Last week, the Wrexham Leader (3 January daily and 5 January weekly editions) published this article on John Gallanders’ views about smaller charities in the Wrexham area being close to collapse.
I wrote this letter to the editor in reply:
Re. article in the Big Wrexham Leader 5 January: Smaller Charities ‘close to collapse’
John Gallanders, Chief Officer of AVOW, says: “Charities in Wrexham are really starting to struggle and the future is looking bleak for some.” It strikes me that individuals and funding bodies might have more confidence in giving to local charities if the umbrella body set up to represent them, AVOW, had more credibility. AVOW is still being run by a Chief Officer who was found by an employment tribunal to have abused his position and behaved reprehensibly, to have manipulated the Trustees and usurped their role, and a Trustee Board (including Chair and Vice-Chair) who failed in their duties, took no proper decisions of their own, deferred all decisions to their officers, even when dealing with a complaint about the Chief Officer, and oversaw grievance processes that the Tribunal found to be “from start to finish… a sham”. The employment tribunal panel stated more than once in their findings that they were “shocked”, commenting that this was not a word they used lightly.

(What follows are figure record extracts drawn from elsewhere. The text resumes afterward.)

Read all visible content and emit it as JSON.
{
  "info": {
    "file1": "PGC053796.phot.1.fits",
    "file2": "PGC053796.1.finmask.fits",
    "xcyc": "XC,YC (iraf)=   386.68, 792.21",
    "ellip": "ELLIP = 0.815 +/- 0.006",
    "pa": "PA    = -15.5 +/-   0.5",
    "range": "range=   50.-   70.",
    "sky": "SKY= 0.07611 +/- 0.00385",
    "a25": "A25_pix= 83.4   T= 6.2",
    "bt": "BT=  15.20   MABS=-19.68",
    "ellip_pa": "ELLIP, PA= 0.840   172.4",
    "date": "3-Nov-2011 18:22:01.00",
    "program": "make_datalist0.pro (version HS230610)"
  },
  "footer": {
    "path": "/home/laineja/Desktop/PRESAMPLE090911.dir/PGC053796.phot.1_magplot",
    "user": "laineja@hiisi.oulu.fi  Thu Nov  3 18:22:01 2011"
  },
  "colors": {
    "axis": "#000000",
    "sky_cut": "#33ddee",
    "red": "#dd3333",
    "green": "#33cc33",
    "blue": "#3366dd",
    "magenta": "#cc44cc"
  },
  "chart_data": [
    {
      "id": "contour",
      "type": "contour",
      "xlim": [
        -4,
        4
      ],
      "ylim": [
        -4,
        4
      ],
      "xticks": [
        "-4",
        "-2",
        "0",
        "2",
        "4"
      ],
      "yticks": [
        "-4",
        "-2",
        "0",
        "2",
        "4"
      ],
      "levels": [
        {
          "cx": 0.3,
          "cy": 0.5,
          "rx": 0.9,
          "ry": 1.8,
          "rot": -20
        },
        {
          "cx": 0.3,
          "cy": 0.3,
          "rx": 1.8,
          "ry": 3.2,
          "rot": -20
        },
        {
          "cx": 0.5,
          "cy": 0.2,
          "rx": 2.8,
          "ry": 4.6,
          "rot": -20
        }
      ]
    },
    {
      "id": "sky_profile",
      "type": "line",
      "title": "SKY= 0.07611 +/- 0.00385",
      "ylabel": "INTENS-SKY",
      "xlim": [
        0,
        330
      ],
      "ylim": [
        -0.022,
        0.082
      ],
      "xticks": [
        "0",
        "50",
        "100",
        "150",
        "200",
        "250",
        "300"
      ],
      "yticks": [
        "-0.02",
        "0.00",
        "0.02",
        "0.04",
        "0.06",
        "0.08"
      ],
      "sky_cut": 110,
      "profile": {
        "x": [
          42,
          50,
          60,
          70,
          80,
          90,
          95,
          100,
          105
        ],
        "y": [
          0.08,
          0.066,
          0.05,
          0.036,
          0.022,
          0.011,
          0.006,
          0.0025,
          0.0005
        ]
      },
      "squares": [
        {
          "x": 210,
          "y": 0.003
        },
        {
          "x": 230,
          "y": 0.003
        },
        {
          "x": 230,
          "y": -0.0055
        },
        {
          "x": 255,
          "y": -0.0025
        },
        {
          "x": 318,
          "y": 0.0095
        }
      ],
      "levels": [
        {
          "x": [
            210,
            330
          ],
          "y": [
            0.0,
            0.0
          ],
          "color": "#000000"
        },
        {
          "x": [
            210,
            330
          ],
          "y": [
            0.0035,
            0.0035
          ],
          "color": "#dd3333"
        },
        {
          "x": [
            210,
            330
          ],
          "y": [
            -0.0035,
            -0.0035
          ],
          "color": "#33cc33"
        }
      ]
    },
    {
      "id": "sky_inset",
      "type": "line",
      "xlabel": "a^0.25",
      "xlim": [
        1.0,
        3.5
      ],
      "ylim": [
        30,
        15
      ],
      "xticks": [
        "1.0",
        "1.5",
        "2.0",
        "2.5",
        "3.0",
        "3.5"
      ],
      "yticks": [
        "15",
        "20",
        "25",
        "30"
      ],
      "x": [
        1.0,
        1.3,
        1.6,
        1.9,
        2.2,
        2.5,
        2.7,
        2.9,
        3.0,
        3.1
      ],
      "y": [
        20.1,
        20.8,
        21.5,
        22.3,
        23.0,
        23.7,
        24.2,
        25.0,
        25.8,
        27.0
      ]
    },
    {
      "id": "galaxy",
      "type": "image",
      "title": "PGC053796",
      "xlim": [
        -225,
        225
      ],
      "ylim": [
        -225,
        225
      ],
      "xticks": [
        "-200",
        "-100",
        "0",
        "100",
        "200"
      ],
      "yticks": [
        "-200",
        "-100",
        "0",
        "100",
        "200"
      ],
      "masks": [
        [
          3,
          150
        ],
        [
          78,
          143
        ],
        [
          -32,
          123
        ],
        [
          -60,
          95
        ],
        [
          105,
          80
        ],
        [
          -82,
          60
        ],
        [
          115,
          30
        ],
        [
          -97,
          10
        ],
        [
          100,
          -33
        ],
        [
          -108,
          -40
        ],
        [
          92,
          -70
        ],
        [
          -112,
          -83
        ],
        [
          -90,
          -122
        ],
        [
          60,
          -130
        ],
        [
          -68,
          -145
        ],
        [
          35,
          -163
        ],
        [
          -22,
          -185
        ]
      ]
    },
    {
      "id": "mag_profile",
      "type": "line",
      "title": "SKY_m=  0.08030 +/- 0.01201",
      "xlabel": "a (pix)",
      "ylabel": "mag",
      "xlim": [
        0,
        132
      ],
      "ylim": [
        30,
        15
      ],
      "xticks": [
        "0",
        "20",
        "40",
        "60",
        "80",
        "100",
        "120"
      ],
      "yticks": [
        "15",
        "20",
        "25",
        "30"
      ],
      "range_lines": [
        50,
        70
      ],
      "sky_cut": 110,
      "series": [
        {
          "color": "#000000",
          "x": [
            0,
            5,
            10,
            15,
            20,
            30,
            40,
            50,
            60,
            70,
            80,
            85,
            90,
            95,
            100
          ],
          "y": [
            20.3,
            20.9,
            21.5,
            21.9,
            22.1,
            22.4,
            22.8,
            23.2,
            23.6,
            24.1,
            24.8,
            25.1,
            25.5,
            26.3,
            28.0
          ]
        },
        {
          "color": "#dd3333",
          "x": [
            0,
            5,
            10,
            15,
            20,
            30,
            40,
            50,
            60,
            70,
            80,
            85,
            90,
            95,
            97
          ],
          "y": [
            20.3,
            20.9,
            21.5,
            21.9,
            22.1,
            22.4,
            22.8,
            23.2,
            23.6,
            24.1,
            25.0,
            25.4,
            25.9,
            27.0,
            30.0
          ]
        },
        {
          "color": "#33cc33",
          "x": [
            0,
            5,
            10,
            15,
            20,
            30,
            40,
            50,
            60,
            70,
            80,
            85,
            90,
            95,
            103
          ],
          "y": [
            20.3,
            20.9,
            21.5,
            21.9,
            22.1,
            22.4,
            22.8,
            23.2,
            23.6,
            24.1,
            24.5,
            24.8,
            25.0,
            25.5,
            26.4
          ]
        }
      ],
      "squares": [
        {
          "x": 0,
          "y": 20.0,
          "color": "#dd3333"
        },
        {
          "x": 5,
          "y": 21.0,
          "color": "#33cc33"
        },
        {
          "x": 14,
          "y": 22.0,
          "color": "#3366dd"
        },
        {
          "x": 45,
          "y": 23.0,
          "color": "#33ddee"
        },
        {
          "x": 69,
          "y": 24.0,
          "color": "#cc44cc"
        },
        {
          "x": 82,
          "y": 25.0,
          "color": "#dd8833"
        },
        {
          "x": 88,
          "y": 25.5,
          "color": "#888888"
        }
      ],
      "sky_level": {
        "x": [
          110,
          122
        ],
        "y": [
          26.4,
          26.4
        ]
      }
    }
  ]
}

John Gallanders says: “With larger charities doing such a good job on drumming up support, smaller charities get forgotten about.” He is presumably talking about his own charity as one of the successful larger ones. AVOW’s empire building, which has led to it having around 60 members of staff, could be seen as directly contributing to the demise of smaller local charities. There is also a big question to be asked about the continued funding of AVOW, given the serious findings of the employment tribunal and lack of change at the top following those findings.

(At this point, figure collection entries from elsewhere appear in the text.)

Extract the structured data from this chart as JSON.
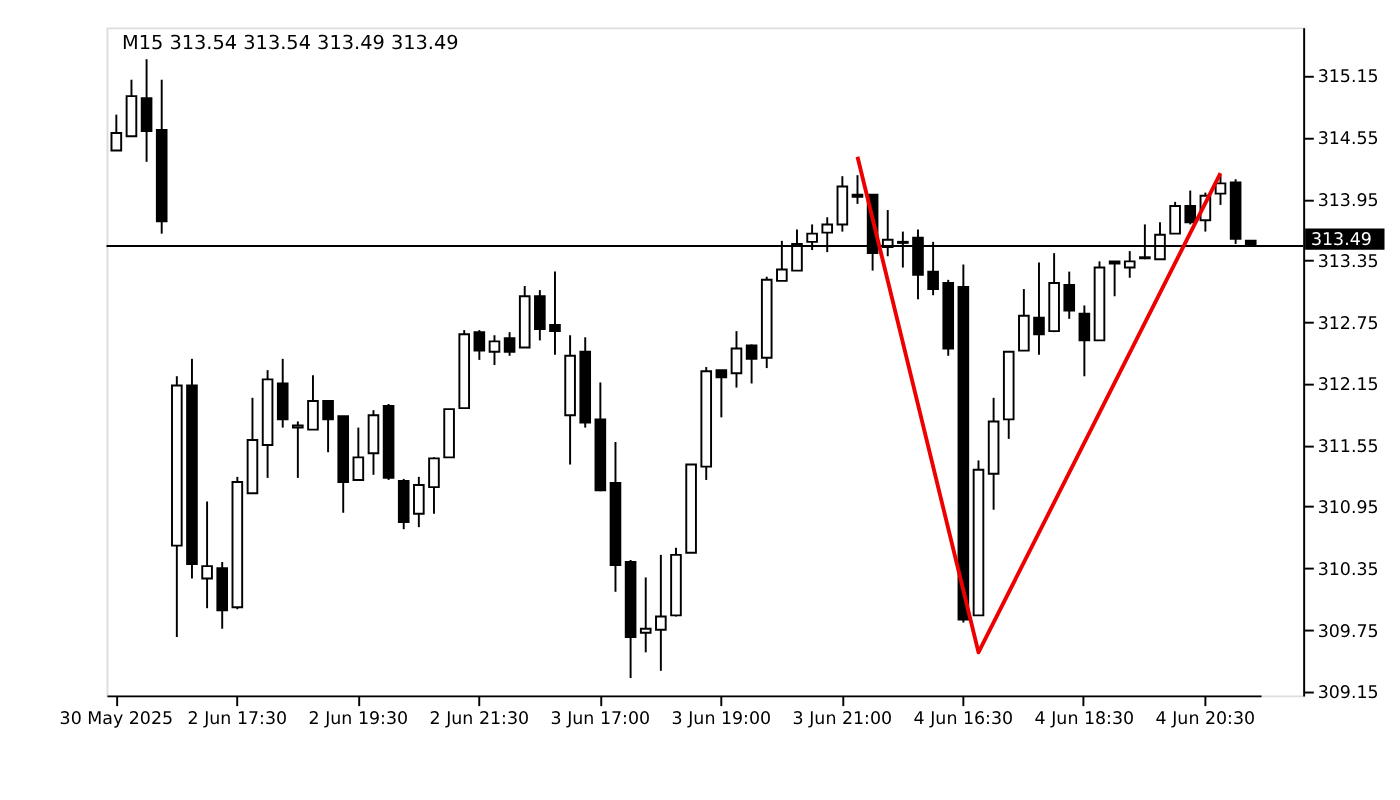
{
  "chart_data": {
    "type": "candlestick",
    "title": "M15  313.54 313.54 313.49 313.49",
    "categories": [
      "30 May 2025",
      null,
      null,
      null,
      null,
      null,
      null,
      null,
      "2 Jun 17:30",
      null,
      null,
      null,
      null,
      null,
      null,
      null,
      "2 Jun 19:30",
      null,
      null,
      null,
      null,
      null,
      null,
      null,
      "2 Jun 21:30",
      null,
      null,
      null,
      null,
      null,
      null,
      null,
      "3 Jun 17:00",
      null,
      null,
      null,
      null,
      null,
      null,
      null,
      "3 Jun 19:00",
      null,
      null,
      null,
      null,
      null,
      null,
      null,
      "3 Jun 21:00",
      null,
      null,
      null,
      null,
      null,
      null,
      null,
      "4 Jun 16:30",
      null,
      null,
      null,
      null,
      null,
      null,
      null,
      "4 Jun 18:30",
      null,
      null,
      null,
      null,
      null,
      null,
      null,
      "4 Jun 20:30",
      null,
      null,
      null
    ],
    "ohlc": [
      [
        314.42,
        314.77,
        314.42,
        314.59
      ],
      [
        314.56,
        315.11,
        314.56,
        314.95
      ],
      [
        314.93,
        315.31,
        314.31,
        314.61
      ],
      [
        314.62,
        315.11,
        313.61,
        313.73
      ],
      [
        310.57,
        312.22,
        309.68,
        312.13
      ],
      [
        312.13,
        312.39,
        310.25,
        310.39
      ],
      [
        310.25,
        311.0,
        309.96,
        310.37
      ],
      [
        310.35,
        310.41,
        309.76,
        309.94
      ],
      [
        309.97,
        311.24,
        309.95,
        311.19
      ],
      [
        311.08,
        312.01,
        311.08,
        311.6
      ],
      [
        311.55,
        312.28,
        311.23,
        312.19
      ],
      [
        312.15,
        312.39,
        311.72,
        311.8
      ],
      [
        311.72,
        311.78,
        311.23,
        311.74
      ],
      [
        311.7,
        312.23,
        311.7,
        311.98
      ],
      [
        311.98,
        311.98,
        311.48,
        311.8
      ],
      [
        311.83,
        311.83,
        310.89,
        311.19
      ],
      [
        311.21,
        311.72,
        311.21,
        311.43
      ],
      [
        311.47,
        311.89,
        311.26,
        311.84
      ],
      [
        311.93,
        311.95,
        311.21,
        311.23
      ],
      [
        311.2,
        311.22,
        310.73,
        310.8
      ],
      [
        310.88,
        311.24,
        310.75,
        311.16
      ],
      [
        311.14,
        311.43,
        310.88,
        311.42
      ],
      [
        311.43,
        311.9,
        311.43,
        311.9
      ],
      [
        311.91,
        312.67,
        311.91,
        312.63
      ],
      [
        312.65,
        312.67,
        312.38,
        312.47
      ],
      [
        312.46,
        312.62,
        312.33,
        312.56
      ],
      [
        312.59,
        312.65,
        312.42,
        312.46
      ],
      [
        312.5,
        313.1,
        312.5,
        313.0
      ],
      [
        313.0,
        313.06,
        312.57,
        312.68
      ],
      [
        312.72,
        313.24,
        312.43,
        312.66
      ],
      [
        311.84,
        312.62,
        311.36,
        312.42
      ],
      [
        312.46,
        312.6,
        311.72,
        311.77
      ],
      [
        311.8,
        312.16,
        311.1,
        311.11
      ],
      [
        311.18,
        311.58,
        310.12,
        310.38
      ],
      [
        310.41,
        310.43,
        309.28,
        309.68
      ],
      [
        309.72,
        310.26,
        309.53,
        309.76
      ],
      [
        309.75,
        310.48,
        309.35,
        309.88
      ],
      [
        309.89,
        310.55,
        309.88,
        310.48
      ],
      [
        310.5,
        311.36,
        310.5,
        311.36
      ],
      [
        311.34,
        312.31,
        311.21,
        312.27
      ],
      [
        312.28,
        312.28,
        311.82,
        312.21
      ],
      [
        312.25,
        312.66,
        312.11,
        312.49
      ],
      [
        312.52,
        312.53,
        312.15,
        312.39
      ],
      [
        312.4,
        313.19,
        312.3,
        313.16
      ],
      [
        313.15,
        313.54,
        313.15,
        313.26
      ],
      [
        313.25,
        313.65,
        313.25,
        313.51
      ],
      [
        313.53,
        313.7,
        313.45,
        313.61
      ],
      [
        313.62,
        313.77,
        313.43,
        313.7
      ],
      [
        313.7,
        314.17,
        313.63,
        314.07
      ],
      [
        313.99,
        314.18,
        313.9,
        313.97
      ],
      [
        313.99,
        313.99,
        313.25,
        313.42
      ],
      [
        313.48,
        313.84,
        313.39,
        313.55
      ],
      [
        313.53,
        313.63,
        313.28,
        313.52
      ],
      [
        313.57,
        313.65,
        312.97,
        313.21
      ],
      [
        313.24,
        313.53,
        313.01,
        313.07
      ],
      [
        313.13,
        313.16,
        312.42,
        312.49
      ],
      [
        313.09,
        313.31,
        309.82,
        309.85
      ],
      [
        309.89,
        311.4,
        309.89,
        311.31
      ],
      [
        311.27,
        312.01,
        310.92,
        311.78
      ],
      [
        311.8,
        312.46,
        311.61,
        312.46
      ],
      [
        312.47,
        313.07,
        312.47,
        312.81
      ],
      [
        312.79,
        313.33,
        312.43,
        312.63
      ],
      [
        312.66,
        313.42,
        312.65,
        313.13
      ],
      [
        313.11,
        313.24,
        312.78,
        312.86
      ],
      [
        312.83,
        312.91,
        312.22,
        312.57
      ],
      [
        312.57,
        313.34,
        312.57,
        313.28
      ],
      [
        313.34,
        313.34,
        313.0,
        313.32
      ],
      [
        313.28,
        313.44,
        313.18,
        313.34
      ],
      [
        313.37,
        313.7,
        313.36,
        313.38
      ],
      [
        313.36,
        313.72,
        313.36,
        313.6
      ],
      [
        313.61,
        313.92,
        313.61,
        313.88
      ],
      [
        313.88,
        314.03,
        313.7,
        313.72
      ],
      [
        313.74,
        314.01,
        313.63,
        313.98
      ],
      [
        314.0,
        314.18,
        313.89,
        314.1
      ],
      [
        314.11,
        314.14,
        313.51,
        313.56
      ],
      [
        313.54,
        313.54,
        313.49,
        313.49
      ]
    ],
    "series": [
      {
        "type": "line",
        "color": "#ee0000",
        "values": [
          null,
          null,
          null,
          null,
          null,
          null,
          null,
          null,
          null,
          null,
          null,
          null,
          null,
          null,
          null,
          null,
          null,
          null,
          null,
          null,
          null,
          null,
          null,
          null,
          null,
          null,
          null,
          null,
          null,
          null,
          null,
          null,
          null,
          null,
          null,
          null,
          null,
          null,
          null,
          null,
          null,
          null,
          null,
          null,
          null,
          null,
          null,
          null,
          null,
          314.36,
          null,
          null,
          null,
          null,
          null,
          null,
          null,
          309.53,
          null,
          null,
          null,
          null,
          null,
          null,
          null,
          null,
          null,
          null,
          null,
          null,
          null,
          null,
          null,
          314.2,
          null,
          null
        ]
      }
    ],
    "ylim": [
      309.11,
      315.62
    ],
    "yticks": [
      309.15,
      309.75,
      310.35,
      310.95,
      311.55,
      312.15,
      312.75,
      313.35,
      313.95,
      314.55,
      315.15
    ],
    "ref_lines": [
      {
        "axis": "y",
        "value": 313.49,
        "label": "313.49",
        "color": "#000000"
      }
    ],
    "grid": false
  }
}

AVOW took over the running of Plas Madoc Communities First project, which had serious governance problems, after AVOW’s own serious governance problems had been identified and exposed at the Employment Tribunal. This move doubled AVOW’s staff team overnight. Neither AVOW nor the Welsh Government has provided an answer to the question: When did AVOW inform the Welsh Government about the Employment Tribunal and its findings, which were known to AVOW on 14 March 2011? If there was more transparency about public funding of charities, there might be more public confidence among those considering making voluntary donations.
The article states: “Mr Gallanders revealed many of the grant-giving organisations such as the National Lottery are experiencing a significant increase in the number of applications resulting in the same amount of cash being spread more thinly among the ever-increasing number of charities which rely on it.” I can reveal that the Big Lottery Fund is one of the most frequent and regular visitors to my blog notavow.wordpress.com, which details the sorry tale of AVOW and the employment tribunal. I would suggest that AVOW’s damaged reputation is likely to impact negatively on all charities in Wrexham applying for funds.
John Gallanders talks about smaller charities facing mergers and downsizing to keep them afloat. In the past, we had one Voluntary Services Council for the old Clwyd local authority area and it is open to question why public money is being used to pay for separate voluntary services councils in Wrexham, Flintshire and Denbighshire. Given the findings against AVOW and the lack of any action (beyond a secretive internal investigation that won’t reveal its full terms of reference, will not say whether its findings will be made public and has declined to interview me, the main witness, as part of its inquiry), it would seem appropriate that public funders should be looking at transferring the governance of AVOW to another body in the same way that the governance of Plas Madoc Communities First was transferred. Maybe AVOW needs to be merged.